O anjo desfila, lépido e leve, nas ramagens do lugar, numa aparição que inquieta, mas não assusta. Assim ele chega à mansa quietude dos grotões — era o nome do lugar? —, para revolucionar a literatura nordestina, segundo avaliação do crítico Mário da Silva Brito em longo artigo de duas páginas na revista Isto É.
Isto aconteceu em 1976 com o romance O anjo do quarto dia, escrito pelo pernambucano Gilvan Lemos, então publicado pela Editora Globo, e consagrado pelos leitores e pelos estudiosos, que viram nele uma alegoria das ditaduras e dos movimentos de repressão, contra toda a injustiça e contra toda a perseguição vivida pelos inocentes, durante uma das páginas mais negras da nossa história. Neste momento em que a Cepe publica uma nova edição do romance, corrigindo uma costumeira injustiça editorial brasileira, o nome de Gilvan volta a enfeitiçar os leitores mais jovens.
O romance retorna às livrarias numa hora mais do que adequada: Gilvan é o homenageado desta edição da Bienal do Livro de Pernambuco, que acontece entre 4 e 13 de outubro, no Centro de Convenções.
“A obra se inscreve na longa tradição ocidental da sátira alegórica, conservando, por outro lado, com fidelidade, as raízes do romance social brasileiro, sem concessões. Se encerra uma visão muito pessoal da problemática da tirania, não há sombra de dúvida que convence e comove”, consagram os editores, em texto assinado nas orelhas da edição inaugural do livro.

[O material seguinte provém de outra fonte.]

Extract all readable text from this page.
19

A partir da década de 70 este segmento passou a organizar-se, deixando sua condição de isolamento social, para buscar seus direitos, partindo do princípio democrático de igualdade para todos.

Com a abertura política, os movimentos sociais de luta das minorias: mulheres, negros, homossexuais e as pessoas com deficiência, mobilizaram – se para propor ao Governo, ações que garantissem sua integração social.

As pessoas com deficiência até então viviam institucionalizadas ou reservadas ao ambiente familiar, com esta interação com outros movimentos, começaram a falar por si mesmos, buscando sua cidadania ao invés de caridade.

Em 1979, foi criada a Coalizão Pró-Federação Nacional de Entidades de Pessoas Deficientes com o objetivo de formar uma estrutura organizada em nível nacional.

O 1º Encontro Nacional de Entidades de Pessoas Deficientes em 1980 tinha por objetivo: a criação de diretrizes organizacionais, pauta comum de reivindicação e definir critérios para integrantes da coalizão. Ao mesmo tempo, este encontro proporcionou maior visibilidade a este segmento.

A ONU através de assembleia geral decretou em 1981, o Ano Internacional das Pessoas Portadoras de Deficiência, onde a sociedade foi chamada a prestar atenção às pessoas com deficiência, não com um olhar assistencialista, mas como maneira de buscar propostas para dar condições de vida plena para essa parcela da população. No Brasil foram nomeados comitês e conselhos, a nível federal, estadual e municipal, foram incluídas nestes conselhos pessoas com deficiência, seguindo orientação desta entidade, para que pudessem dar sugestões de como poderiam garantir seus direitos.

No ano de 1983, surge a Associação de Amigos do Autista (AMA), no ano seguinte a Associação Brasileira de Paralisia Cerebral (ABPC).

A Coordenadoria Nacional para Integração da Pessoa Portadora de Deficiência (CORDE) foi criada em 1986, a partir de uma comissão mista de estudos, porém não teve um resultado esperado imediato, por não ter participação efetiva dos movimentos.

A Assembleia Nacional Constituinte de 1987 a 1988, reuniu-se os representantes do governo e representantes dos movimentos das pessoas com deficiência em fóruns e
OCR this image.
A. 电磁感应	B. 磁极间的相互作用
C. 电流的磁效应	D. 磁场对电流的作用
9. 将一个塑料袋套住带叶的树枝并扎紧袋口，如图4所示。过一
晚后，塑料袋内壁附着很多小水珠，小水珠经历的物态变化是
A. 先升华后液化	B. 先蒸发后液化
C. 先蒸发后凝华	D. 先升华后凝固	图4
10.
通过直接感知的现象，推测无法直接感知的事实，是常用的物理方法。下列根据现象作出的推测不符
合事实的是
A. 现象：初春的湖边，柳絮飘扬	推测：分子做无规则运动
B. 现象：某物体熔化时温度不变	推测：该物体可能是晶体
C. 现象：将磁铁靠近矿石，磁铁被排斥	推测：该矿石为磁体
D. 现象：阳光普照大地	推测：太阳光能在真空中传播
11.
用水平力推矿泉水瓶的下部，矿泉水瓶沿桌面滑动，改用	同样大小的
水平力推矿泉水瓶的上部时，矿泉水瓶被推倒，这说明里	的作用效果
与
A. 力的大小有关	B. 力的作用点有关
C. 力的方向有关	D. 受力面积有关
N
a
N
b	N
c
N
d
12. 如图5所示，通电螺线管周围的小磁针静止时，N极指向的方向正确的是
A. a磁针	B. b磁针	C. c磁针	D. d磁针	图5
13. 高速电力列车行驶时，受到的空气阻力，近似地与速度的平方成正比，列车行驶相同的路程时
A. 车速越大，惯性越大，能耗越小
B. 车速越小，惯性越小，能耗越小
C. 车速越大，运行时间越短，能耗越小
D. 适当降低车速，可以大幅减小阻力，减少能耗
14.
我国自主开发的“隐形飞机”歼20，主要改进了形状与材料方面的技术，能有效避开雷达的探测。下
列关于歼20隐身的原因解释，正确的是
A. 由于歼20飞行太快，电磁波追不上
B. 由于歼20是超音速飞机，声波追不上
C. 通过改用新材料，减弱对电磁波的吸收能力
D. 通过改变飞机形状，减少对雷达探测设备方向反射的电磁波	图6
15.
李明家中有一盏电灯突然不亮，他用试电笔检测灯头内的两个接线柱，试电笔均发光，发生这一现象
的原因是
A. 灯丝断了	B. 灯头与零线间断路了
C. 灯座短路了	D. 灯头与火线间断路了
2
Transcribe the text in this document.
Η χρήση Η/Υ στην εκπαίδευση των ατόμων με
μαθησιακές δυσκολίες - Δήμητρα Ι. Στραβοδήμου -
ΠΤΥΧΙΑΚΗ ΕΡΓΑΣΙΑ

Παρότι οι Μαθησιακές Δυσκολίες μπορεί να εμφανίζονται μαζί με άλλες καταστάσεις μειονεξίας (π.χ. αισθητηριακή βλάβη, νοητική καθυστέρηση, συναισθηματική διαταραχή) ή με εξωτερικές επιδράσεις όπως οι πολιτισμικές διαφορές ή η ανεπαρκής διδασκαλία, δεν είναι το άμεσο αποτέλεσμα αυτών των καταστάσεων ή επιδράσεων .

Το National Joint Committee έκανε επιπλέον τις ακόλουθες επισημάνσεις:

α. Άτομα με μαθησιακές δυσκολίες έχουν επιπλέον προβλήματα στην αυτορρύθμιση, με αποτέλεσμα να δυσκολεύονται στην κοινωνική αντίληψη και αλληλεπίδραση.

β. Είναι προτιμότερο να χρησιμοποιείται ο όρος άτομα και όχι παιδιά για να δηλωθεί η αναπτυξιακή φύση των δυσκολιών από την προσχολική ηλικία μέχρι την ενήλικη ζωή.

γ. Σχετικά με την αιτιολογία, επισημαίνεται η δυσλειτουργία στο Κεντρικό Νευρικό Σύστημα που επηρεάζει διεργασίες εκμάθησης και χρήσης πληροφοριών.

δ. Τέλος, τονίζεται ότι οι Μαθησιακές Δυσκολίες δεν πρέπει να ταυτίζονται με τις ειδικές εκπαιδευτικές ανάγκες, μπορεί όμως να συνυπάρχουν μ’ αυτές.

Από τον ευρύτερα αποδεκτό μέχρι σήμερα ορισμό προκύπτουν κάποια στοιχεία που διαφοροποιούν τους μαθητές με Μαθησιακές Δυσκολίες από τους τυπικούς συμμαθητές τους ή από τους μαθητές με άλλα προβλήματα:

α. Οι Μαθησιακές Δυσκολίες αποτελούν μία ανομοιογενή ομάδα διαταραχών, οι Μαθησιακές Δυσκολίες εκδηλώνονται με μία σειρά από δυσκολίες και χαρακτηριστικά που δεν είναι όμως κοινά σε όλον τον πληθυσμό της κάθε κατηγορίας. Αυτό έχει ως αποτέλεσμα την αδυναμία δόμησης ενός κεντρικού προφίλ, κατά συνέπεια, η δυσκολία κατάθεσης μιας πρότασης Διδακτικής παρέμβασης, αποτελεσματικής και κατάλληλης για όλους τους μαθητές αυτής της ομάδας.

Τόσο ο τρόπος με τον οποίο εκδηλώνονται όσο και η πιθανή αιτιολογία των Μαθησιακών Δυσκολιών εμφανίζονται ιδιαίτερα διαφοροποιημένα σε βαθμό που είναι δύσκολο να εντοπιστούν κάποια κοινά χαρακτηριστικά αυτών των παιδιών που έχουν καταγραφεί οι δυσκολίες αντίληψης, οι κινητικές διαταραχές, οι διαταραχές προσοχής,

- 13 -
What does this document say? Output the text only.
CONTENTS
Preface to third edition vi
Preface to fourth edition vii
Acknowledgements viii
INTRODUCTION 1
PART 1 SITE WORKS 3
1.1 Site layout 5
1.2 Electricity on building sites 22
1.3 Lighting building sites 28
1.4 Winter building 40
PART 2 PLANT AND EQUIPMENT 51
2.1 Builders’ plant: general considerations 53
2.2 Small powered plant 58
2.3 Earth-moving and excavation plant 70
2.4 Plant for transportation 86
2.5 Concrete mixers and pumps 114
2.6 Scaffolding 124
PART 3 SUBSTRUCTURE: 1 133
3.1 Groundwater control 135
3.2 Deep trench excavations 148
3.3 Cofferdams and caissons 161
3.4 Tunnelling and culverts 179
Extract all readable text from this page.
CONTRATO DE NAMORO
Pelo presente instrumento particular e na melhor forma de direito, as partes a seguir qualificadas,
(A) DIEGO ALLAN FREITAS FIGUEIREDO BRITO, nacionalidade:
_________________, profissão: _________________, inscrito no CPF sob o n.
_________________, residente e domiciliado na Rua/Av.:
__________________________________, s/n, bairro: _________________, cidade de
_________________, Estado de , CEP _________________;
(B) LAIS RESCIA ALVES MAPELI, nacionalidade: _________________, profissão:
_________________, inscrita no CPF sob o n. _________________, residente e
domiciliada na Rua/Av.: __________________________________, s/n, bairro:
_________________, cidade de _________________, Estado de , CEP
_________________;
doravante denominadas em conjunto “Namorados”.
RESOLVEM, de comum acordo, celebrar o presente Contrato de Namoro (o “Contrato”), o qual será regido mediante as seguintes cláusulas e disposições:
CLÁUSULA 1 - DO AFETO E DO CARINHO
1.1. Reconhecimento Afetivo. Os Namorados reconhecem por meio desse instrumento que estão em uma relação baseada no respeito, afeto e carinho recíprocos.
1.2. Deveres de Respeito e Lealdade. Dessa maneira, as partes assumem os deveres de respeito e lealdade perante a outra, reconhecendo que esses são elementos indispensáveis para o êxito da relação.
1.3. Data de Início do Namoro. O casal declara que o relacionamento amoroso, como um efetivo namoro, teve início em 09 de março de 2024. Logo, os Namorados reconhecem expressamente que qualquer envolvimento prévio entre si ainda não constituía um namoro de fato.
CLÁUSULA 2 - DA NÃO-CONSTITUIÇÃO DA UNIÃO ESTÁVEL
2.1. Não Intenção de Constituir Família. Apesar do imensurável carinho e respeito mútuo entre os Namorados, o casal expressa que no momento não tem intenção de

O anjo do quarto dia revela a força de um personagem magistral que toma conta da história desde as primeiras páginas e que nos surpreende nos últimos capítulos. Por isso, não é aconselhável dizer o que vai acontecendo, nem descobrir os lances do enredo ao leitor que ainda não conhece esta maravilha da literatura brasileira. É preciso chegar a ele de mansinho, descobrindo a técnica sofisticada de Gilvan, os lances secretos da história, até sua revelação final, com tudo o que ela tem de encantador.
No princípio, o leitor se dá conta da presença de personagens marcantes como Ana e Oricão. E quem são Ana e Oricão — Orico Rezende ou Oricão Rezéns? A magia da história vai revelá-los, é só uma questão de tempo, de tempo e de lugar. Além do mais, existe a extrema qualidade da linguagem, observada claramente neste jogo verbal do segundo capítulo, em que o verbo haver é frisado para entendermos a ênfase de cada personagem: “Havia, há Orico Rezende...” (...) “Houve também Amísio, filho de Amélia, AM, e Anísio, isio.” Neste jogo talvez esteja a chave do romance, pelo que ele tem de habilidoso e de lúdico. Este jogo lúdico, todavia, leva a uma reflexão a respeito do comportamento humano. E a respeito da construção da novela.
Esta figura de Anjo vai percorrendo todas as páginas, apesar do mistério com que é tratado, para adquirir uma importância notável, e nem sempre pela beleza angelical, mas pela força da sua ousadia, da sedução que desperta nas mulheres, e pelo medo que impõe aos homens. Afinal, um anjo é feito, sobretudo, de carne e de encantação.
Um grande livro a ser visto e revisto por todos, a nos acompanhar, pela estrada afora, com a força deste anjo, em geral nem tão anjo assim, mas revelador de um escritor que permanece sempre presente com os seus jogos narrativos. O nosso Bruxo de São Bento.